Overcoming Challenges to Bitcoin Mass Adoption with Earnity from Dan Schatt

Bitcoin’s popularity grows month after month, block by block. With that, the number of users has grown exponentially. Many believe it is difficult to estimate the exact number of Bitcoin users because users can open multiple addresses on the Bitcoin Blockchain. As it grows in popularity, it gets more challenging to find trustworthy resources. That’s one reason Domenic Carosa and Dan Schatt built Earnity.

Nonetheless, one thing is sure: this number is still minimal, as every person on the planet may become interested in Bitcoin in the future. As a result, Bitcoin has enormous growth potential. However, before Bitcoin can entice new users and achieve mass adoption by the general public, it must first overcome some significant challenges.

1. Increasing the Time It Takes To Confirm A Transaction

Bitcoin must enable near-instantaneous transaction validation for mass adoption to be successful. The average time to fully confirm a transaction is currently between 8 and 10 minutes.

Lower transaction volumes could drastically reduce transaction confirmation times.

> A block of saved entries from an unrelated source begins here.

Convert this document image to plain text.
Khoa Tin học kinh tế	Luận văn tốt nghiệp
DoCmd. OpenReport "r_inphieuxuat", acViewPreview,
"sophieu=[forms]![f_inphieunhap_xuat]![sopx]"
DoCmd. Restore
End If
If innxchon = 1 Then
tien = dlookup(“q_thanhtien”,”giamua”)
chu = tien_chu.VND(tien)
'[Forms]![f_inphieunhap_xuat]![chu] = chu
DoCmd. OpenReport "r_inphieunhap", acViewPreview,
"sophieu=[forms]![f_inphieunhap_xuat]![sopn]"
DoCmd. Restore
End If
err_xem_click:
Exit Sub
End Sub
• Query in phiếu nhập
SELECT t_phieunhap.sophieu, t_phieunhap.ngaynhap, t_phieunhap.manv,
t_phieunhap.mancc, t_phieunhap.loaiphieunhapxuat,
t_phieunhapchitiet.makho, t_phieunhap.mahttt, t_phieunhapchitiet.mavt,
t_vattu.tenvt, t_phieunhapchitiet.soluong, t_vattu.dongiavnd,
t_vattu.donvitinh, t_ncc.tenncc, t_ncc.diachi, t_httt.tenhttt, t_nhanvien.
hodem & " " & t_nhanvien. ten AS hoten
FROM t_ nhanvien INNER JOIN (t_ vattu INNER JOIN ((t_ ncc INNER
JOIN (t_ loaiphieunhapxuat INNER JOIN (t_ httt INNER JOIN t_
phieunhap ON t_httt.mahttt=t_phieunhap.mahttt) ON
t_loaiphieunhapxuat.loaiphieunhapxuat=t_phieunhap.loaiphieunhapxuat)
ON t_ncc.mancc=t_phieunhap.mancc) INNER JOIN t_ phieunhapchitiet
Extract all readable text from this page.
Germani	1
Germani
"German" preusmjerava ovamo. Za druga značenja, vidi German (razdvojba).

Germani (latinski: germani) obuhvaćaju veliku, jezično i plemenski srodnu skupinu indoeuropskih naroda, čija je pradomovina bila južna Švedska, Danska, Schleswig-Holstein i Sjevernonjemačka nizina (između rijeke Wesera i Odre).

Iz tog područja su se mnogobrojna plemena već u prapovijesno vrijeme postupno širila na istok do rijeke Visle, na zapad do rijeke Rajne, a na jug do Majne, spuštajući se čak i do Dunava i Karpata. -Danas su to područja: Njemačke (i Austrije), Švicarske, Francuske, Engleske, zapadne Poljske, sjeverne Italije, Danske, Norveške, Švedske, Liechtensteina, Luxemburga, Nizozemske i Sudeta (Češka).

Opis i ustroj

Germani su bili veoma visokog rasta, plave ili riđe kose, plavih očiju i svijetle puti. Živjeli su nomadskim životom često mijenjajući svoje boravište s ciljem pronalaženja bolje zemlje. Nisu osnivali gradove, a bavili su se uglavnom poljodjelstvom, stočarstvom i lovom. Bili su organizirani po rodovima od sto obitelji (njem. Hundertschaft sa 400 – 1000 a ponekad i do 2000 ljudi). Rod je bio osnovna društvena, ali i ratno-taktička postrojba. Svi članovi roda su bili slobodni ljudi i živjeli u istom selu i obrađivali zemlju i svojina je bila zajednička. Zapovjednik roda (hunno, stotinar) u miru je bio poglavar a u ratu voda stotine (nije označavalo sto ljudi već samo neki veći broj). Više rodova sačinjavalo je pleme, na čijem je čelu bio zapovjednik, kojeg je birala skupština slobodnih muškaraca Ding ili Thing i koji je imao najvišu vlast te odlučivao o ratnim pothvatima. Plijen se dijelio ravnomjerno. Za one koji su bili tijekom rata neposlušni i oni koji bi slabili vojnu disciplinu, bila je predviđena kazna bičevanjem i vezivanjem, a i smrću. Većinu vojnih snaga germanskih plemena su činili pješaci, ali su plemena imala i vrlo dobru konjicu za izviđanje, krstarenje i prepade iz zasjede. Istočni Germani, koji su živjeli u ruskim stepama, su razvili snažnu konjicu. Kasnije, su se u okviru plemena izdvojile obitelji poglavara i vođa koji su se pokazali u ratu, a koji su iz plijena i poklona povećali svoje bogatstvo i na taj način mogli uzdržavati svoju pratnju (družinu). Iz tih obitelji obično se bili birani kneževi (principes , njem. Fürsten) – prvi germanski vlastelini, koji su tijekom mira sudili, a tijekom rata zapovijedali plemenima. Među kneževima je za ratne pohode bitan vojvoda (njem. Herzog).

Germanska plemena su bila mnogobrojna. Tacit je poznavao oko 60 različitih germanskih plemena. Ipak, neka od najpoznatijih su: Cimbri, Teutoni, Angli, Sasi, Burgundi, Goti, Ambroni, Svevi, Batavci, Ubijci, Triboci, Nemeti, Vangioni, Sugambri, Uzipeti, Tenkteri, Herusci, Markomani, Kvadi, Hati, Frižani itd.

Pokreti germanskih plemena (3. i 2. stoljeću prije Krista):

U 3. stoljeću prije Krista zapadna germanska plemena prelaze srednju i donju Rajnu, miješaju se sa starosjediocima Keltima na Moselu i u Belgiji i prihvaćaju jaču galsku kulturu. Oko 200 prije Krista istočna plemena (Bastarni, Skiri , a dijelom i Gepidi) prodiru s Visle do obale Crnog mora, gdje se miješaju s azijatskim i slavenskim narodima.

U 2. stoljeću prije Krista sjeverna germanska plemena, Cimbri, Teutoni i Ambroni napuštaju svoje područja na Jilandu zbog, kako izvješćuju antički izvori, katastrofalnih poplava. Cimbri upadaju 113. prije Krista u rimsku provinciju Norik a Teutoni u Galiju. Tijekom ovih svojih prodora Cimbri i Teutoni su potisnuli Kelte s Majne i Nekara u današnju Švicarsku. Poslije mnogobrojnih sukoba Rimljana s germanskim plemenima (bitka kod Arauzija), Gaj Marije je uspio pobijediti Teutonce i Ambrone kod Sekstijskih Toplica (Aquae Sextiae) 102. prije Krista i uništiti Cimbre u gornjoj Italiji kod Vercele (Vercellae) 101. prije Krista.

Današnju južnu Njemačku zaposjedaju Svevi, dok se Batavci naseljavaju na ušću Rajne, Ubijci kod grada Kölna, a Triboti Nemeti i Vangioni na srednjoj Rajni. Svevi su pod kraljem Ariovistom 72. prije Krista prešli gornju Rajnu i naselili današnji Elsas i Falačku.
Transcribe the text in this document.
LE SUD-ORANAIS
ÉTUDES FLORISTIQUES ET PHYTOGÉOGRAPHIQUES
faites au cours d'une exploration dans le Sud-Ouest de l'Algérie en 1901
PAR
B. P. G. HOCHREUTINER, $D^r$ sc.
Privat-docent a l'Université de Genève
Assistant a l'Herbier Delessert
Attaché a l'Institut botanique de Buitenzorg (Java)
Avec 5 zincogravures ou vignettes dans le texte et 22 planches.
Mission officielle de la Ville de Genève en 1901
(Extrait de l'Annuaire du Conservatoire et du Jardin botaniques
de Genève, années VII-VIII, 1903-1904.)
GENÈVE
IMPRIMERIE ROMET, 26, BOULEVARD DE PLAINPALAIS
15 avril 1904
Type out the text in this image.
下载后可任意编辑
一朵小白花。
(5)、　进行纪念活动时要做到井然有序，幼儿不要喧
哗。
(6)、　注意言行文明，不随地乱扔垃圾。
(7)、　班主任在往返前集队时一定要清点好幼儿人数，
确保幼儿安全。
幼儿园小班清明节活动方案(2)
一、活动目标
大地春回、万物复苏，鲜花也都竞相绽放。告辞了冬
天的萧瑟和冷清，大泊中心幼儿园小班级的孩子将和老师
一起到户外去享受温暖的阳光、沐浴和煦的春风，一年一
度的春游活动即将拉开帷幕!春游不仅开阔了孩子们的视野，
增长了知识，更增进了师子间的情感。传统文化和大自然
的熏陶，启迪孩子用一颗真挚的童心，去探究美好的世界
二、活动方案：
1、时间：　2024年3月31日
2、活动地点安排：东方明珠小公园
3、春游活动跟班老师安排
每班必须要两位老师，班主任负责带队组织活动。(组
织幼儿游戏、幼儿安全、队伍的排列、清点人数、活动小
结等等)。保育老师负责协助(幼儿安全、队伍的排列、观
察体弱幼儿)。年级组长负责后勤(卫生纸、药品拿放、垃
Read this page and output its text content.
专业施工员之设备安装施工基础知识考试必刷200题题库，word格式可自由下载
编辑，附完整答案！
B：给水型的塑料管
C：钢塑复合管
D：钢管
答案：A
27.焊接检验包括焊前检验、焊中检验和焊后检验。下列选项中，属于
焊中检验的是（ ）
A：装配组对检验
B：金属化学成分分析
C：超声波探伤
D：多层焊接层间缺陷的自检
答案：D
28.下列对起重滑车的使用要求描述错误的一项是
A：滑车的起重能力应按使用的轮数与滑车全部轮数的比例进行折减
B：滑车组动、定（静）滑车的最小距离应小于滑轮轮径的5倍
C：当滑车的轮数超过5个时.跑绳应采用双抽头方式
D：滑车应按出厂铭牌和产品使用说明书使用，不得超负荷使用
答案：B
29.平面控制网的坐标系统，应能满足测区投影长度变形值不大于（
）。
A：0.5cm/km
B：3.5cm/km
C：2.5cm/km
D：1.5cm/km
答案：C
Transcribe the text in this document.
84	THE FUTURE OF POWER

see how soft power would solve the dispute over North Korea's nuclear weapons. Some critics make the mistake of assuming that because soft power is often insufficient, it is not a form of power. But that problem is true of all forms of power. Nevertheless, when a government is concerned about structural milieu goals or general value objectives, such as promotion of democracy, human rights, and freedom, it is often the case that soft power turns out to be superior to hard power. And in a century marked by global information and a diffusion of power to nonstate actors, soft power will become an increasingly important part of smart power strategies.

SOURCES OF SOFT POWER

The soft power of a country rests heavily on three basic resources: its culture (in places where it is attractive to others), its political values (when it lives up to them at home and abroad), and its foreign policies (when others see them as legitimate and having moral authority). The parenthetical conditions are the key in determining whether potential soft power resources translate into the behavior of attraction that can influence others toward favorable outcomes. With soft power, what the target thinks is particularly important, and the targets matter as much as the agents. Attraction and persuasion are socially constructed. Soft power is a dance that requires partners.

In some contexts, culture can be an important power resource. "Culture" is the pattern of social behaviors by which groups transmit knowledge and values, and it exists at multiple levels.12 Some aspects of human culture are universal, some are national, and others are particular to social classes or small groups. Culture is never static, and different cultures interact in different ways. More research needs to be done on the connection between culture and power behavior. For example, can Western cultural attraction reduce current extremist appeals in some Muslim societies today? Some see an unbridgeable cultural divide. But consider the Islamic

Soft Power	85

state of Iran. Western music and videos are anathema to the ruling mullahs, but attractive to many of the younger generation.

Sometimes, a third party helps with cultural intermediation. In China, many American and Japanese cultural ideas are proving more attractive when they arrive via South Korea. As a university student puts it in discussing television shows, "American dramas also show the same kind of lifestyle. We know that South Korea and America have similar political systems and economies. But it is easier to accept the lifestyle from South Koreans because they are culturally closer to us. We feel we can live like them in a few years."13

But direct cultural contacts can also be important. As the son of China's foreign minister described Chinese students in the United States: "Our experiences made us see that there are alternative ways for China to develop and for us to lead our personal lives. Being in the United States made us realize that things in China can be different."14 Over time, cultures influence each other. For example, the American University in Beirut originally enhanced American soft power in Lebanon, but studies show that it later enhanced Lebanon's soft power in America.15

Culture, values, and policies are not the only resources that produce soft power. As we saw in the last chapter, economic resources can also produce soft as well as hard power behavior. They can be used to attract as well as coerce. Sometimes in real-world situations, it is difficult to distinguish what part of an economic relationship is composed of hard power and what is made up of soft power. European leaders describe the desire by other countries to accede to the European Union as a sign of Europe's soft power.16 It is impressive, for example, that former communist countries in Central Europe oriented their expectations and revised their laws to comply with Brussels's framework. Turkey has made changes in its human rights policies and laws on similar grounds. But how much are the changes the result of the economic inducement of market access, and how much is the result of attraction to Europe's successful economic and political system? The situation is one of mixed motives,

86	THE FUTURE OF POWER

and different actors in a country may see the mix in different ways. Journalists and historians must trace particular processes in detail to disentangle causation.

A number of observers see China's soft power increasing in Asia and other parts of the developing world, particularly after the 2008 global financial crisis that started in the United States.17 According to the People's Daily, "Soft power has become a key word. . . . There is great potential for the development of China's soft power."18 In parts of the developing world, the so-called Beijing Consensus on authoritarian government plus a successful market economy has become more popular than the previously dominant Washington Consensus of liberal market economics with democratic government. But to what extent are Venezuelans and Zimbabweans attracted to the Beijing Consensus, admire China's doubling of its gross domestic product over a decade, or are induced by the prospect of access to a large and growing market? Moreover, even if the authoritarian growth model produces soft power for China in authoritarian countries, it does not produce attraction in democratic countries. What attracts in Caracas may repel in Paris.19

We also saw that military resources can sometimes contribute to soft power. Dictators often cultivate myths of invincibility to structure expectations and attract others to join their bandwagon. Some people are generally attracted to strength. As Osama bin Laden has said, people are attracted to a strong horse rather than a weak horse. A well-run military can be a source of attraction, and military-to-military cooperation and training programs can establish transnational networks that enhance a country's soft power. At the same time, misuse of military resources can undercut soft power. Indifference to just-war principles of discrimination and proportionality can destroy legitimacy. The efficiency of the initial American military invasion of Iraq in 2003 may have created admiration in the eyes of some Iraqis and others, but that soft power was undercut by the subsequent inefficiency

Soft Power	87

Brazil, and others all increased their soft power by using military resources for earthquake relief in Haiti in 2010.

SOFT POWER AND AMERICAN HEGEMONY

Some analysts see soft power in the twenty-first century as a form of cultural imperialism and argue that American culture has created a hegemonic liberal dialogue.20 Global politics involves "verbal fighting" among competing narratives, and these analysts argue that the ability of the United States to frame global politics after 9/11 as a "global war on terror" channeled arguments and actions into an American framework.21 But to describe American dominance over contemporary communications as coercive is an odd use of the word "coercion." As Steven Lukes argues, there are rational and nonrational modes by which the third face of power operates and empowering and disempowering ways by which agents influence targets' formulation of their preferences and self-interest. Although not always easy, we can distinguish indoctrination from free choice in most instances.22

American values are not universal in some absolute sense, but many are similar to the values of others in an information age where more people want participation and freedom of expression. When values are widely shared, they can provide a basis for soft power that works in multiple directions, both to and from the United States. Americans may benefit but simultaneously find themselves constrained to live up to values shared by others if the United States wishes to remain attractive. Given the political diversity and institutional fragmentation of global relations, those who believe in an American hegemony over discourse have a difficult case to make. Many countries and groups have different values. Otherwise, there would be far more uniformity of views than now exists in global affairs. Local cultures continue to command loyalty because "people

2. Supporting more Bitcoin transactions per second

With the mass adoption of Bitcoin, the number of transactions per second entering the network would skyrocket. The Visa payment system, which claims to support up to 24,000 transactions per second, is currently the standard.

Unfortunately, Bitcoin only allows for a maximum of seven transaction validations per second.

3. When transaction volumes are higher, transaction fees decrease

The issue arises when the volume of transactions reaches record levels, as it did at the end of 2017 when fees averaged $34 per transaction at the time. Such high fees are a barrier to Bitcoin’s widespread adoption in transactions and micro-transactions.

Once miners work on all Bitcoins in 2140, the Bitcoin Blockchain will need to be fully secured solely through transaction fees. Industry experts like Earnity co-founders Dan Schatt and Domenic Carosa hope that by then, Bitcoin will have gained enough traction that the costs from increased transaction volumes will compensate for the losses caused by the lack of a reward for validating a block of transactions.